Frank Bruni on "Cheney family values":
But Liz’s decision to chart a course and publicize a view bound to offend her sister is entirely volitional. It’s also entirely different from airing other ideological disagreements within families. Conflicting views on abortion or the death penalty don’t challenge the very structure and foundation of a loved one’s home. Questioning the validity of a marriage does. [...]
In a statement released Monday, Dick and Lynne Cheney insisted that Liz had “always believed in the traditional definition of marriage.” I suppose that’s the politically prudent tack at this point, but now the Cheneys’ support for gay marriage, so moving over the years, is buried beneath a family feud. Their statement paid less attention to Mary, who’s not running for anything, not carrying her parents’ ambitions into a new era.
One word stood out. They said that Liz had shown Mary “compassion.” This echoed a statement of Liz’s own, in which she noted that she had “always tried to be compassionate” toward Mary and her family. What a curious vocabulary. It was as if they were all talking about some charity case. I hope the Cheneys find their way out of this. It’s an ugly spot that Liz, in all her compassion, has put them in.
Eugene Robinson adds his take:
[T]he tension between the Cheney sisters reflects the larger struggle within the Republican Party to keep pace with a changing America. [...] There ought to be brave Republican politicians willing to lead the party in the direction the nation is headed. But according to the conventional wisdom, winning a GOP primary means kowtowing to the party’s activist base, which means saying you oppose gay marriage, whatever your actual view might be.
Liz Cheney has shown herself to be anything but brave. The irony, however, is that she’s still being attacked in Wyoming as insufficiently doctrinaire against gay marriage.
The Cheney sisters, once extremely close, reportedly haven’t spoken since the summer. What price political ambition?

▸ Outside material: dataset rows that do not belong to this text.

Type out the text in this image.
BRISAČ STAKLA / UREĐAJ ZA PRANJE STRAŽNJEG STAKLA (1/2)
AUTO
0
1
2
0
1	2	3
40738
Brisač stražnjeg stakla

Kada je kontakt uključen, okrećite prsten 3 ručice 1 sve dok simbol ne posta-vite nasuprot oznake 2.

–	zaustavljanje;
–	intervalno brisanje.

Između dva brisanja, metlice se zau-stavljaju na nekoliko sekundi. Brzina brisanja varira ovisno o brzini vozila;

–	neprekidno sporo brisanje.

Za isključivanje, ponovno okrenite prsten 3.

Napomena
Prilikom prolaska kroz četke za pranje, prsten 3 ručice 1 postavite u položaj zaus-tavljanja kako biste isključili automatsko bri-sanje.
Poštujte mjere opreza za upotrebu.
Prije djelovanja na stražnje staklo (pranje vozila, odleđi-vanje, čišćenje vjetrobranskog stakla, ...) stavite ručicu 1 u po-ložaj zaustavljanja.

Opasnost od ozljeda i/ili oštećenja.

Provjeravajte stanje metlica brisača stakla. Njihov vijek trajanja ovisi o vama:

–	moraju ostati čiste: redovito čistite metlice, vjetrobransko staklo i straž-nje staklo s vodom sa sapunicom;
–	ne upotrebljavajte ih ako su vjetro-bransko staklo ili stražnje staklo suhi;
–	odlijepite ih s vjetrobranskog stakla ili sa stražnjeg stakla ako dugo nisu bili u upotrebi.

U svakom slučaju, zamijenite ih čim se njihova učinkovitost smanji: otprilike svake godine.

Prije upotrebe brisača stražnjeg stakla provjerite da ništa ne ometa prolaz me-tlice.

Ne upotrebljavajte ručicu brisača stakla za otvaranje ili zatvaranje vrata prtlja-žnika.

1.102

Head below the fold for much more on the day's top stories.
The New York Times looks at continued attempts to kill the Affordable Health Care Act and other reforms:
With unrestrained glee, Republicans are using the calamitous debut of the Affordable Care Act as their latest justification for undermining all of health care reform. But they’re not stopping there. The Obama administration’s fumbling is apparently a good excuse for them to do nothing on immigration reform, on a budget agreement, and on any other initiative coming out of the White House. [...]
just as these blunders are not the end of the health reform, they will also, in the end, not stop the long march to immigration reform, more jobs or desperately needed improvements to education, transportation and other fundamental functions. The House minority leader, Nancy Pelosi, was right to urge Democrats on Sunday not to be “knocked for a loop” by the Republican feeding frenzy. Most people, she said on NBC News’s “Meet the Press,” still support progressive goals like guaranteed health insurance, a humane path to citizenship for immigrants, background checks for gun ownership and ending workplace discrimination.

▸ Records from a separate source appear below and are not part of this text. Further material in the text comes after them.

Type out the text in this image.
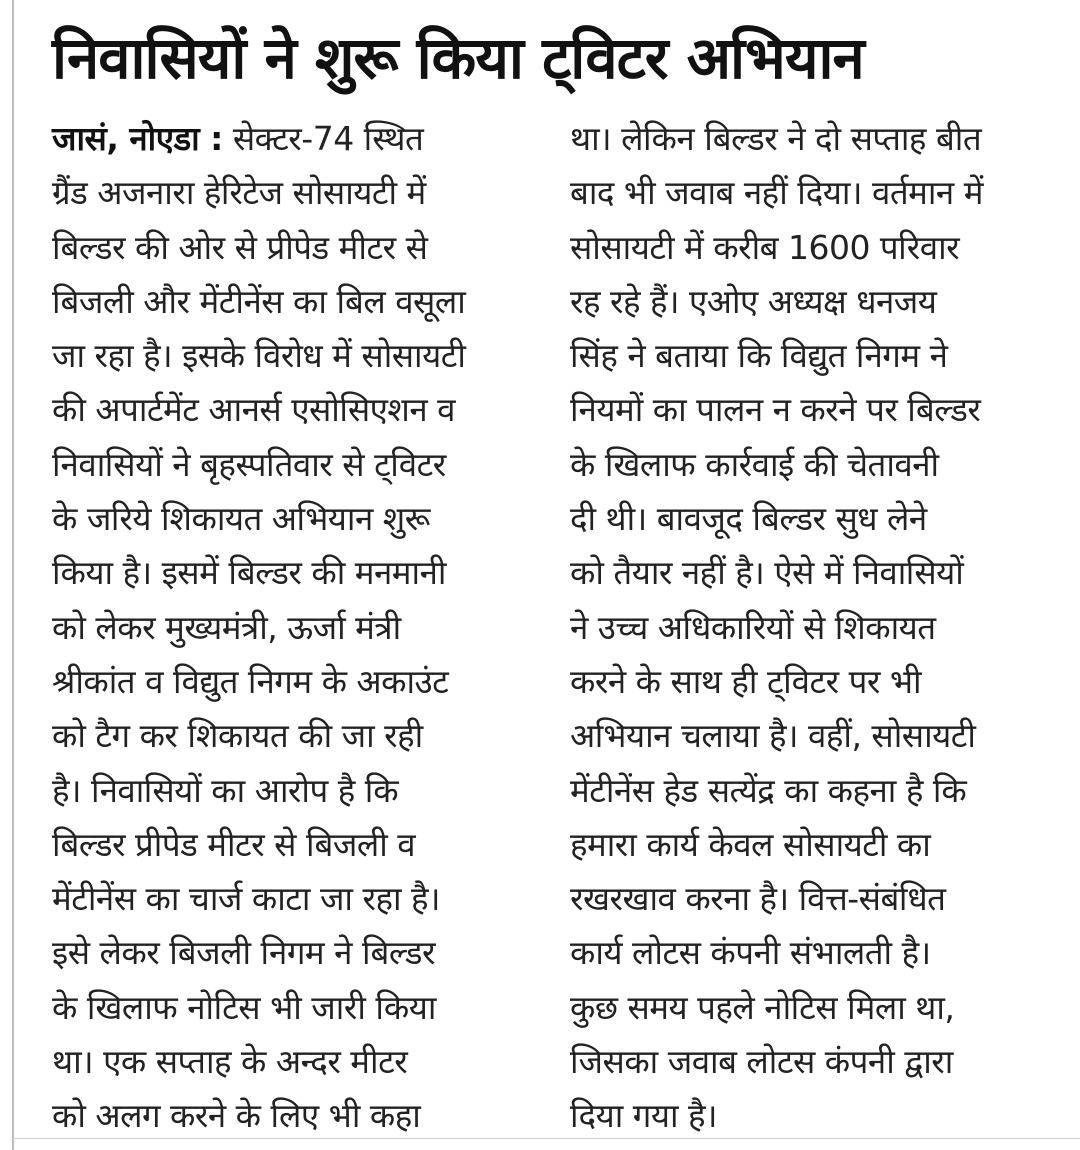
निवासियों ने शुरू किया ट्विटर अभियान
जासं, नोएडा : सेक्टर-74 स्थित
ग्रैंड अजनारा हेरिटेज सोसायटी में
बिल्डर की ओर से प्रीपेड मीटर से
बिजली और मेंटीनेंस का बिल वसूला
जा रहा है। इसके विरोध में सोसायटी
की अपार्टमेंट आनर्स एसोसिएशन व
निवासियों ने बृहस्पतिवार से ट्विटर
के जरिये शिकायत अभियान शुरू
किया है। इसमें बिल्डर की मनमानी
को लेकर मुख्यमंत्री, ऊर्जा मंत्री
श्रीकांत व विद्युत निगम के अकाउंट
को टैग कर शिकायत की जा रही
है। निवासियों का आरोप है कि
बिल्डर प्रीपेड मीटर से बिजली व
मेंटीनेंस का चार्ज काटा जा रहा है।
इसे लेकर बिजली निगम ने बिल्डर
के खिलाफ नोटिस भी जारी किया
था। एक सप्ताह के अन्दर मीटर
को अलग करने के लिए भी कहा
था। लेकिन बिल्डर ने दो सप्ताह बीत
बाद भी जवाब नहीं दिया। वर्तमान में
सोसायटी में करीब 1600 परिवार
रह रहे हैं। एओए अध्यक्ष धनजय
सिंह ने बताया कि विद्युत निगम ने
नियमों का पालन न करने पर बिल्डर
के खिलाफ कार्रवाई की चेतावनी
दी थी। बावजूद बिल्डर सुध लेने
को तैयार नहीं है। ऐसे में निवासियों
ने उच्च अधिकारियों से शिकायत
करने के साथ ही ट्विटर पर भी
अभियान चलाया है। वहीं, सोसायटी
मेंटीनेंस हेड सत्येंद्र का कहना है कि
हमारा कार्य केवल सोसायटी का
रखरखाव करना है। वित्त-संबंधित
कार्य लोटस कंपनी संभालती है।
कुछ समय पहले नोटिस मिला था,
जिसका जवाब लोटस कंपनी द्वारा
दिया गया है।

Jeffrey Kurtz reflects on the anniversary of the Gettysburg Address:
Abraham Lincoln delivered the Gettysburg Address 150 years ago Tuesday.
At 272 words, it is a model of brevity and a testament to Lincoln's political wisdom. He shows us that words can clarify, challenge, inspire. Perhaps most of all, they can stop us in the muck of our political selfishness and prompt us to imagine a country greater than the silly procedural games and hate-filled diatribes that pass for civic discourse these days.
Paul Begala on the Affordable Care Act and the media frenzy around Obama's presidency:
[D]espite the bed-wetting from Beltway Chicken Littles, the President's problems are eminently fixable. The Affordable Care Act isn't collapsing. The Obama presidency isn't imploding. And the ninnies making those sweeping and stupid predictions will one day look like the Washington pundit who boldly declared of the Clinton presidency, "This week we can talk about 'Is the presidency over?' " He asked that question 11 days after Bill Clinton's inaugural. His first inaugural. Clinton's presidency was not over for another 2,911 days.
Noam Levey at The Los Angeles Times reports:
Despite the disastrous rollout of the federal government's healthcare website, enrollment is surging in many states as tens of thousands of consumers sign up for insurance plans made available by President Obama's health law.
A number of states that use their own systems, including California, are on track to hit enrollment targets for 2014 because of a sharp increase in November, according to state officials.
Kevin Drum adds:
It really is all about the website. In places where it's working, people are signing up and are pretty happy with what they're getting. Rate shock is an issue for a few of them, but not for a lot. The bottom line is the Republican Party's worst nightmare: Once Obamacare has been up and running for a while, it's going to be pretty popular.